To mark National Women’s Small Business Month in October, Stephen F. Austin State University’s Arnold Center for Entrepreneurship in the Rusche College of Business recently sponsored “Women in Entrepreneurship,” a panel discussion featuring three local female business owners. From left, Dr. Tim Bisping, dean of the College of Business; Jamie Derrick, panel moderator and lecturer of management and marketing at SFA; Wendy Buchanan, SFA alumna and owner of Buchanan Wealth Management in Nacogdoches; Sarah Atkinson, owner of Atkinson Candy Company in Lufkin; Dr. Amy Mehaffey, owner of Small Town Socials boutique social media agency in Nacogdoches and lecturer of management and marketing at SFA; and Dr. Raymond Jones, assistant professor and director of the entrepreneurship program at SFA.
November 11, 2022 — To mark National Women’s Small Business Month in October, Stephen F. Austin State University’s Arnold Center for Entrepreneurship in the Rusche College of Business recently sponsored “Women in Entrepreneurship,” a panel discussion for students, faculty and staff featuring three local female business owners.
Aubrie Smith, senior entrepreneurship major from Colleyville and president of SFA’s student-led Society for Entrepreneurial Advancement, was one of the students who attended the discussion.
“I've been focusing a lot lately on my why and channeling my decisions based upon what motivates me,” Smith said. “Hearing that the three speakers had such different journeys to find their whys was extremely encouraging for me.”

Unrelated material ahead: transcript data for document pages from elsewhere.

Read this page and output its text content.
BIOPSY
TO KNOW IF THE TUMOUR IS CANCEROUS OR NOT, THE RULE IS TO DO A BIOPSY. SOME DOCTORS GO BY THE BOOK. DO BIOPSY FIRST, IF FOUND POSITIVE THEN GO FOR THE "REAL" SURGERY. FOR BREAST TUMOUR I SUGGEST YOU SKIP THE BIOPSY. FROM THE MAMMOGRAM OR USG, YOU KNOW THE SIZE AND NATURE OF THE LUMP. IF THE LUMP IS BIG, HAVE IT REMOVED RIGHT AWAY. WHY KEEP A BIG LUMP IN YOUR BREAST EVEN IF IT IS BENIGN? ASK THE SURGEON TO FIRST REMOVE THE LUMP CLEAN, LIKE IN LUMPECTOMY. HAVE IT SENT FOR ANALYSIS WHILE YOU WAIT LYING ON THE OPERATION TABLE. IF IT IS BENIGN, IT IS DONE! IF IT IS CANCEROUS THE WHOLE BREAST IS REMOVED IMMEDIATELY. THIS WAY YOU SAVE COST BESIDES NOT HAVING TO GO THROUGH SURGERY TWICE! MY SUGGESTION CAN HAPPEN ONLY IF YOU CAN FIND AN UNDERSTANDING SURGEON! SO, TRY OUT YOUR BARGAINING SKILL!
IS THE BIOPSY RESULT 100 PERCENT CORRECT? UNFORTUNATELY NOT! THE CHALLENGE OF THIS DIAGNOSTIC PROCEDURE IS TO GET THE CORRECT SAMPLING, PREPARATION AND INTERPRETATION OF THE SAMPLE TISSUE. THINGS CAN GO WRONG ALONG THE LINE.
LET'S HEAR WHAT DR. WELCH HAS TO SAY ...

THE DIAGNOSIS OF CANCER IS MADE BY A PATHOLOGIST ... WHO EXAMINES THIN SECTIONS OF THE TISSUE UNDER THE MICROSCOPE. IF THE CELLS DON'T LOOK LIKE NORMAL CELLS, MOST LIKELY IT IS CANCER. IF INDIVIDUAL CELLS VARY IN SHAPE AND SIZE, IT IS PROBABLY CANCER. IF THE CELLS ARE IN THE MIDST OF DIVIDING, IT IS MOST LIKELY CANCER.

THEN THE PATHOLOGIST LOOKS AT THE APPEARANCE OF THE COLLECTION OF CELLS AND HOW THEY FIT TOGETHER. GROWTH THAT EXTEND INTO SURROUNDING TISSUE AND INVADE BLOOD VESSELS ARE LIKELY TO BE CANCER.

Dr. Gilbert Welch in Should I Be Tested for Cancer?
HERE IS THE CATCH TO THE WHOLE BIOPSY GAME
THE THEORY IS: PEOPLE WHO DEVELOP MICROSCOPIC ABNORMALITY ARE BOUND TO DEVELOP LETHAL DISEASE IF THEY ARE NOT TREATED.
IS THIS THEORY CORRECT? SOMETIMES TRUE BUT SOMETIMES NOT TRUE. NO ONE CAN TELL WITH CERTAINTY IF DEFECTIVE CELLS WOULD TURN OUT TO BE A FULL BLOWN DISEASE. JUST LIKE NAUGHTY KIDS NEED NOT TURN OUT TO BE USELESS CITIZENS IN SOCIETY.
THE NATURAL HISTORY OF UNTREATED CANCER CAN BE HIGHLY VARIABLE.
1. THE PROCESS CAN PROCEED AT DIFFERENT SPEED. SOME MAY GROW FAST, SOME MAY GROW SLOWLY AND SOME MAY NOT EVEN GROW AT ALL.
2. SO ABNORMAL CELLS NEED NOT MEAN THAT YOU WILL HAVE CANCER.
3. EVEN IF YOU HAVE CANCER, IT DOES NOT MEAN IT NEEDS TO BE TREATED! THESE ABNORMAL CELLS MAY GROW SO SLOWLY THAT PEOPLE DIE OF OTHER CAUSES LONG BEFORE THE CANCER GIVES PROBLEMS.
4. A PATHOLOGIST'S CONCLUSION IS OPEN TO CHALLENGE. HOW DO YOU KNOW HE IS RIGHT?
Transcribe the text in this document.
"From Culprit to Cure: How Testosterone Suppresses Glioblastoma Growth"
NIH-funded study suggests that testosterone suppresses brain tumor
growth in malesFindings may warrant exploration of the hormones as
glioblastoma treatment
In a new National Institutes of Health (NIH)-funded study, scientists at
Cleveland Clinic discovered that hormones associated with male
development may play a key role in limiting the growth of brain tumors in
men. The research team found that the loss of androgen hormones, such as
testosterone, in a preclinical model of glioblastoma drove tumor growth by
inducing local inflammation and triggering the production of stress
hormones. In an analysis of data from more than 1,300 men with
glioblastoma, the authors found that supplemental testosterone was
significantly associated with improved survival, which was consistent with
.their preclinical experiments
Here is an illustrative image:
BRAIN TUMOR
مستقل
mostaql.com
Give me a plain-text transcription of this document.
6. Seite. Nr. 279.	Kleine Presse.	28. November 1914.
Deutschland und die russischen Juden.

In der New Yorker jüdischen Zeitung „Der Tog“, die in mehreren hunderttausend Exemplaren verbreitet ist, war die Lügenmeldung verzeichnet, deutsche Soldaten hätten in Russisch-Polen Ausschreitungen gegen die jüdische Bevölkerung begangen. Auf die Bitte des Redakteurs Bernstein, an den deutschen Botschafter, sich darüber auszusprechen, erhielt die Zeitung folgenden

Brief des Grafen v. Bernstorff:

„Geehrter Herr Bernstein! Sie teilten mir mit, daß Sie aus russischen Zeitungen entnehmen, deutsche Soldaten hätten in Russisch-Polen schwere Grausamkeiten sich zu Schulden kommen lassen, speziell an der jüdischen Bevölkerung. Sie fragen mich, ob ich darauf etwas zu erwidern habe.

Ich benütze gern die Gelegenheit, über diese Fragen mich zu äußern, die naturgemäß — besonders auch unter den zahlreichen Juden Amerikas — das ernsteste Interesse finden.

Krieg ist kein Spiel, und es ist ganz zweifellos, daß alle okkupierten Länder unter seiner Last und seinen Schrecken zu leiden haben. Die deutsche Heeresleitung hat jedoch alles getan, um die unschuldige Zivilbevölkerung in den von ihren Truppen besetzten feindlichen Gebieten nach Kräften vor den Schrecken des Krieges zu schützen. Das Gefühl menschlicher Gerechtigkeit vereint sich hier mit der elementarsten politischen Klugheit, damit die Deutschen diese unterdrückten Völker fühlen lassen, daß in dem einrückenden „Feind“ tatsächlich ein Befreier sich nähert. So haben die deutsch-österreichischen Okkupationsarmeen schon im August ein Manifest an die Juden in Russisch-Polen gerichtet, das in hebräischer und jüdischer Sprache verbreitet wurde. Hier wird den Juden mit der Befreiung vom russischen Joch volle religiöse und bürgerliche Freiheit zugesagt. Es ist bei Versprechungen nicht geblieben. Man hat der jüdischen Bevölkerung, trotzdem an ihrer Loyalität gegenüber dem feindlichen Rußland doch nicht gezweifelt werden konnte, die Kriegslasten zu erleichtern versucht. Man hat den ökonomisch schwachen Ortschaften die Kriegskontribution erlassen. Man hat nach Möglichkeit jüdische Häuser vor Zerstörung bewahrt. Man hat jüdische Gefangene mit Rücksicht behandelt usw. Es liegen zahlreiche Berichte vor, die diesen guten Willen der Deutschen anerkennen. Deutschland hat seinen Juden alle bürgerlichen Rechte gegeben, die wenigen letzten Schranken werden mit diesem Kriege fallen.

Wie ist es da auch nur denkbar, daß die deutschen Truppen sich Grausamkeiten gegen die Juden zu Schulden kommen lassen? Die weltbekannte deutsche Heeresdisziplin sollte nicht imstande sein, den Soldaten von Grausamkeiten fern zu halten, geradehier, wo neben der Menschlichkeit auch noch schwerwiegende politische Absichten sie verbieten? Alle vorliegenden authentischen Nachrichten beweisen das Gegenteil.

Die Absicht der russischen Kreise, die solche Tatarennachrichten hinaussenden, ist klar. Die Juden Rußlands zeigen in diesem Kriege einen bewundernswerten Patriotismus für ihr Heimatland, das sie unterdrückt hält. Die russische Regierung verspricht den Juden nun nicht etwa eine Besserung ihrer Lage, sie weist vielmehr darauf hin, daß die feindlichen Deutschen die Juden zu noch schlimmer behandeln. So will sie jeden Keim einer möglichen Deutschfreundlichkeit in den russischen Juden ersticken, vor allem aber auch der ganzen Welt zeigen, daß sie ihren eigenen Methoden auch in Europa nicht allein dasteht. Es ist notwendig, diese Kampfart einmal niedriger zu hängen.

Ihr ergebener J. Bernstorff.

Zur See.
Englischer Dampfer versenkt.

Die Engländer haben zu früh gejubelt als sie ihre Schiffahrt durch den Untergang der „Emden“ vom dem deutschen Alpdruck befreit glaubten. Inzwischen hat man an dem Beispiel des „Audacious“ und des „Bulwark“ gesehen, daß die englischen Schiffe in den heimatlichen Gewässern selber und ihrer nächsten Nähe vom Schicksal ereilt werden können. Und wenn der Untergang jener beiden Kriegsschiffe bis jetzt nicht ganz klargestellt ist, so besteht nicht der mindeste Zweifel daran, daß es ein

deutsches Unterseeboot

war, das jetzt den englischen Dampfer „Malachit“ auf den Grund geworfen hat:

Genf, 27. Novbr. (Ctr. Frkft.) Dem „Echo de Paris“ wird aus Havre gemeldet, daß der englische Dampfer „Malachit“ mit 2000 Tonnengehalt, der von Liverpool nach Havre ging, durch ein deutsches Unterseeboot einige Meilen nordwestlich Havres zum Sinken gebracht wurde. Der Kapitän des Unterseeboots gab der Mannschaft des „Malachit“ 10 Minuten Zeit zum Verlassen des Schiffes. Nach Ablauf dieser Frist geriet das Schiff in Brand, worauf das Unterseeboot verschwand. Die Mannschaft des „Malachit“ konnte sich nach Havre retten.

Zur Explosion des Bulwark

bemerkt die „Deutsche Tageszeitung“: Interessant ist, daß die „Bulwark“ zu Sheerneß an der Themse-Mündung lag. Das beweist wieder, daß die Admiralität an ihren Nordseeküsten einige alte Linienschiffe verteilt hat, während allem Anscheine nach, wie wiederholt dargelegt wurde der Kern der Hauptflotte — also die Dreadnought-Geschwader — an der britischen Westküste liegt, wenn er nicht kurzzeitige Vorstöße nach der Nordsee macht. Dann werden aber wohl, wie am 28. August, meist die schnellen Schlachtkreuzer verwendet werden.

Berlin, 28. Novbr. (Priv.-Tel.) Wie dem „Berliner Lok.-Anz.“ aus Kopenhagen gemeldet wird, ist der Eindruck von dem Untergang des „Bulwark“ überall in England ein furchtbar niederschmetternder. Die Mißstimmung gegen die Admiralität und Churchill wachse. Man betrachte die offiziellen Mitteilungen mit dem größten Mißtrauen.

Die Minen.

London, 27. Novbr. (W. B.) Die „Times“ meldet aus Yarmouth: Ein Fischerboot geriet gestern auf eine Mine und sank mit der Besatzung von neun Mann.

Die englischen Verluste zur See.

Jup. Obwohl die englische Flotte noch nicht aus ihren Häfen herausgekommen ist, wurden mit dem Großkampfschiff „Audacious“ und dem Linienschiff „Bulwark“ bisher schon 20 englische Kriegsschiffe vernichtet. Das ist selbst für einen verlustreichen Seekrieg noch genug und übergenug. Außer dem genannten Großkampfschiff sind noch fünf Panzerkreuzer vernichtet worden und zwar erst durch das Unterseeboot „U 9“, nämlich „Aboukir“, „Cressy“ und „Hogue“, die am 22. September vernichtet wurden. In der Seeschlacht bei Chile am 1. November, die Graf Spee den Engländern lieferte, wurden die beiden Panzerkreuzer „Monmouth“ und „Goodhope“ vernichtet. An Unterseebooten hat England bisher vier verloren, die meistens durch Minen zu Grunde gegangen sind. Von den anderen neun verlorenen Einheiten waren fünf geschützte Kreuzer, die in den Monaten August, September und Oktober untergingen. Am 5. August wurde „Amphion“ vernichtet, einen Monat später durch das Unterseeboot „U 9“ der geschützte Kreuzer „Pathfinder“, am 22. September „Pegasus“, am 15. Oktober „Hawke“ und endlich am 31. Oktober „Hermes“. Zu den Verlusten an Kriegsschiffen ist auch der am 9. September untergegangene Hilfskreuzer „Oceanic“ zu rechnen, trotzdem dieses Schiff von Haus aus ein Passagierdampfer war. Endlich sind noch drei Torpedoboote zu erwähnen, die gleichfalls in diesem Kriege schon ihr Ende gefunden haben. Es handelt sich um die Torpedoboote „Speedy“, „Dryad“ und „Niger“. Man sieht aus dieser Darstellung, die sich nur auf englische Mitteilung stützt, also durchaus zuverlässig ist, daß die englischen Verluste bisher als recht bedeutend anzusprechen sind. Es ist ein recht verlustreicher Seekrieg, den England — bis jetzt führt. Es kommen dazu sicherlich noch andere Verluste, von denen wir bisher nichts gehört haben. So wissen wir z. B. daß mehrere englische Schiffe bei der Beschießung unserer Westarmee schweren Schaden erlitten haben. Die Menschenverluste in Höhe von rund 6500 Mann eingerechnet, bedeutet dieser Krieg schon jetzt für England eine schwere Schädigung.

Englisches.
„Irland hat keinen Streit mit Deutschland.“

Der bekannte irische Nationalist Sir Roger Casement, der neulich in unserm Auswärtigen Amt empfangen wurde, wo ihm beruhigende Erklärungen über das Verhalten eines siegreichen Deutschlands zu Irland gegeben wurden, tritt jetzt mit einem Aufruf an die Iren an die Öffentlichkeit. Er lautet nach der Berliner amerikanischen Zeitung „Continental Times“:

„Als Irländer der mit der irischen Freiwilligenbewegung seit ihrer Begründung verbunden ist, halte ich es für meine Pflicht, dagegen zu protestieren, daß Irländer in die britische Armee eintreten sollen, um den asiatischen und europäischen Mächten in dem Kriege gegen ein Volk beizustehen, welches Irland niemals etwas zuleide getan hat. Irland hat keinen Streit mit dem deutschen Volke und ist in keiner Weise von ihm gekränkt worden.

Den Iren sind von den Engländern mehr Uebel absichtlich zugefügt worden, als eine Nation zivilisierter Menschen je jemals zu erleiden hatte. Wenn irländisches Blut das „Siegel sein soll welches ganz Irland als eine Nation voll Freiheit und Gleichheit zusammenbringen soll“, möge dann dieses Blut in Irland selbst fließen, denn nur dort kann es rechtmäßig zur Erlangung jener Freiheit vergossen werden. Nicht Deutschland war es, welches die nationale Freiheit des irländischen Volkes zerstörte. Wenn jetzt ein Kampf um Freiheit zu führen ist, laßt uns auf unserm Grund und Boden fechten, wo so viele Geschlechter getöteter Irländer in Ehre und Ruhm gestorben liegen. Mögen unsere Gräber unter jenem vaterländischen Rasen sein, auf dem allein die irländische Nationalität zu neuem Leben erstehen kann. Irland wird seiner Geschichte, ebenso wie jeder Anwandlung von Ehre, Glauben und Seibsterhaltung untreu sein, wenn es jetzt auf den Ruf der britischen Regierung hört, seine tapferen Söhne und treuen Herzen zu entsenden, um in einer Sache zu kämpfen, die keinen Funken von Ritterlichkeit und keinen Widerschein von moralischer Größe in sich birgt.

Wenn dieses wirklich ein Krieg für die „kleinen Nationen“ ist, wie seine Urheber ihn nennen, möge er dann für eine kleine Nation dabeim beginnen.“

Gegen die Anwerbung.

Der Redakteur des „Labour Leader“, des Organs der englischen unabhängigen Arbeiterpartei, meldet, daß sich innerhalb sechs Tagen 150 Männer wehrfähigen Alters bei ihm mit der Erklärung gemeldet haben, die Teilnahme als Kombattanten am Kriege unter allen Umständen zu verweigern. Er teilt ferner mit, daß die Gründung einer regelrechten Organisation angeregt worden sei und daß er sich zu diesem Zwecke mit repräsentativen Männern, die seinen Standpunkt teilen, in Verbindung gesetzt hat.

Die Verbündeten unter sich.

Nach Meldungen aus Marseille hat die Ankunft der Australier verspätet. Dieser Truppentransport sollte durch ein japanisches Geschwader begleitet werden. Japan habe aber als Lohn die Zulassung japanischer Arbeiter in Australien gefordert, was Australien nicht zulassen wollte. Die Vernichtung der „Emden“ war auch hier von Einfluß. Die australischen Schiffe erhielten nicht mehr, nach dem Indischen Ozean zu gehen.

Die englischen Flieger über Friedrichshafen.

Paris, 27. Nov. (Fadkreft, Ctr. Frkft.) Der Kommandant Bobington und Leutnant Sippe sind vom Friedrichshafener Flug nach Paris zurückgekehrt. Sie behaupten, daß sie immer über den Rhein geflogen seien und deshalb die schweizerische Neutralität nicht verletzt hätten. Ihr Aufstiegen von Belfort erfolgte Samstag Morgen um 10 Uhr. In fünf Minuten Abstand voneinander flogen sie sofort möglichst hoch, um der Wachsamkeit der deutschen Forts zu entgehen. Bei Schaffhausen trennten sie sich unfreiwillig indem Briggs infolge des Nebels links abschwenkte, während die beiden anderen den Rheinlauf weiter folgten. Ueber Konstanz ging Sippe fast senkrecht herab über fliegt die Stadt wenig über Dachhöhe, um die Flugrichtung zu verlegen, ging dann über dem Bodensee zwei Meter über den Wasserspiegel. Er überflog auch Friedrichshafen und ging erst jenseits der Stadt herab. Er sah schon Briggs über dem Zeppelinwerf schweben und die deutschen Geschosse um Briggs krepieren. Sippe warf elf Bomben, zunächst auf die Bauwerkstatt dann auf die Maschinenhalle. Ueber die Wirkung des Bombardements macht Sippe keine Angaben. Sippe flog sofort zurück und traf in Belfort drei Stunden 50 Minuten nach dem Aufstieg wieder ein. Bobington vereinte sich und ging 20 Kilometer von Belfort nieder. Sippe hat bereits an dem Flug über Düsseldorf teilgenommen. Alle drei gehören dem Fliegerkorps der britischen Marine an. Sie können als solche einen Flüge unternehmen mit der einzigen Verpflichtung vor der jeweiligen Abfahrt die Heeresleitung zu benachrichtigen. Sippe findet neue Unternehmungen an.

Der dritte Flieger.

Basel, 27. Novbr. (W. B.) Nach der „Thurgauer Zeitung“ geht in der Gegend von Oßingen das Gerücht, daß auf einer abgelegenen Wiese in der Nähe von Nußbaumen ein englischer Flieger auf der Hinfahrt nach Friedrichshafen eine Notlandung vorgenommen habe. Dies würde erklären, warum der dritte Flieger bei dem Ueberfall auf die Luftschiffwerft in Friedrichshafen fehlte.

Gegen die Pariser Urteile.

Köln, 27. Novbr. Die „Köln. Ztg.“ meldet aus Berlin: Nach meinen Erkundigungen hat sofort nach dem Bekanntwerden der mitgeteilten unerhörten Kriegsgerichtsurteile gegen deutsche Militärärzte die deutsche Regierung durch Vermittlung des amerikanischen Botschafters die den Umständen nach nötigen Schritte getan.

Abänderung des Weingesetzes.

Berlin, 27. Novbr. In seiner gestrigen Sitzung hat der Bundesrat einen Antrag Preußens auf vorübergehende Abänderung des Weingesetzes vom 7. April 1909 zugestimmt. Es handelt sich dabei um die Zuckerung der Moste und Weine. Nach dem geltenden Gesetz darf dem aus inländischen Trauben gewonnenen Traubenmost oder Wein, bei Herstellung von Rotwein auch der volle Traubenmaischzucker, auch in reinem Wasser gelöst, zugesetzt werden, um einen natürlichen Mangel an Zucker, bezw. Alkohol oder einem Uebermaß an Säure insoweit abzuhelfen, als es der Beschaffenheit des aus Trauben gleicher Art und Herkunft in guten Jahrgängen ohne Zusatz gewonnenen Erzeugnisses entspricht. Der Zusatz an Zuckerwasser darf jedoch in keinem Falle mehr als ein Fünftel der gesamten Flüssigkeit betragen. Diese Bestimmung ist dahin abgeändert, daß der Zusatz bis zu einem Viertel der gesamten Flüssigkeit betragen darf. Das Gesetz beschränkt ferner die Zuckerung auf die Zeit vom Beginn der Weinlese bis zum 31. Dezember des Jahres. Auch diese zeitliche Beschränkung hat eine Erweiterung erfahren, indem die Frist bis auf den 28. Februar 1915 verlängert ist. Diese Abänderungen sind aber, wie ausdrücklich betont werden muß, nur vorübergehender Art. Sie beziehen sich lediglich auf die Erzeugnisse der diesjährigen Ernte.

The panelists for the discussion were Wendy Buchanan, SFA alumna and owner of Buchanan Wealth Management in Nacogdoches; Sarah Atkinson, owner of Atkinson Candy Company in Lufkin; and Dr. Amy Mehaffey, owner of Small Town Socials boutique social media agency in Nacogdoches and lecturer of management and marketing at SFA. Jamie Derrick, lecturer of management and marketing at SFA, moderated the panel.
After earning her Bachelor of Business Administration in finance in 1985 from SFA, Buchanan entered the male-dominated financial planning world as an assistant to two male brokers at Edward Jones. In her five years there, she learned everything she could. Then she took the General Securities Representative Qualification Examination, or Series 7 exam, and opened her own office.
“I wanted to prove to them that I could be as successful as they were,” Buchanan said.
Edward Jones required her to train with another broker, “but nobody in East Texas would train me because I was a woman, so I found a lady in Cleburne who would train me,” she said. “I paid my own way to stay in a hotel for six weeks and learned all I could from her.”
Her business averaged one new account every day for a year. Her male peers all referred to her as “their little broker girl,” Buchanan said. But after four years building her business, she was ranked in the top 3% in the nation for the firm.
Buchanan advised students looking to start their own businesses to treat people fairly, and also to develop a plan and stick to it.
“There’s nothing that you can’t do,” she said.
Atkinson was pursuing a dancing career on Broadway and working for a New York City public relations firm when she first discovered her entrepreneurial spirit.
As the fourth generation of the family who started Atkinson Candy Company, she initially said, “I’ll never work in the family business.” But she found herself calling her father with ideas to market the company. Eventually, her dad invited her to market the company herself.
Atkinson returned to Lufkin with the production knowledge she learned from both her dancing and public relations stints in New York City and put them into practice for Atkinson Candy Company. Now, she manages its day-to-day business.
“Don’t throw away any experiences, hobbies or passions,” Atkinson said. “You never know what will be useful.”
Atkinson told attendees that the work-life balance doesn’t exist and encouraged them to instead focus on one priority at a time. And to those planning to start their own businesses, she said, “Communicate expectations clearly.”
Atkinson added, “The hardest part is you’re the leader of the business. You have to come up with the answers and make the decisions. But seeing those decisions work out well or not work out well and learning from them is very rewarding.”
Mehaffey’s great-grandfather believed that by helping others achieve their dreams, he could achieve his, as well. Mehaffey’s dad passed this advice on to her.
She’s followed his guidance in her career, from working as a state 4-H specialist for the Texas A&M AgriLife Extension Service to serving as interim city planner and communications director for the City of Nacogdoches to teaching future managers and marketers at SFA.
Along the way, she developed relationships with community members who needed her help with social media, design, photography and website development.
“Businesses look to me to try new things,” Mehaffey said.
After establishing two companies to encompass this work, she gained 20 clients in two years.
“Relationships are a big deal,” Mehaffey advised students in the audience. “The way that we communicate with people is key.”
In addition to clients, Mehaffey tries to help her employees, who all began working remotely before it was a common practice. In many cases, they had to leave in-person jobs because they had children. Mehaffey’s remote, hands-off approach allows them to work and take care of their children.
“My favorite part of being an entrepreneur is the human aspect of it,” Mehaffey said. “I get to help people — both clients and employees.”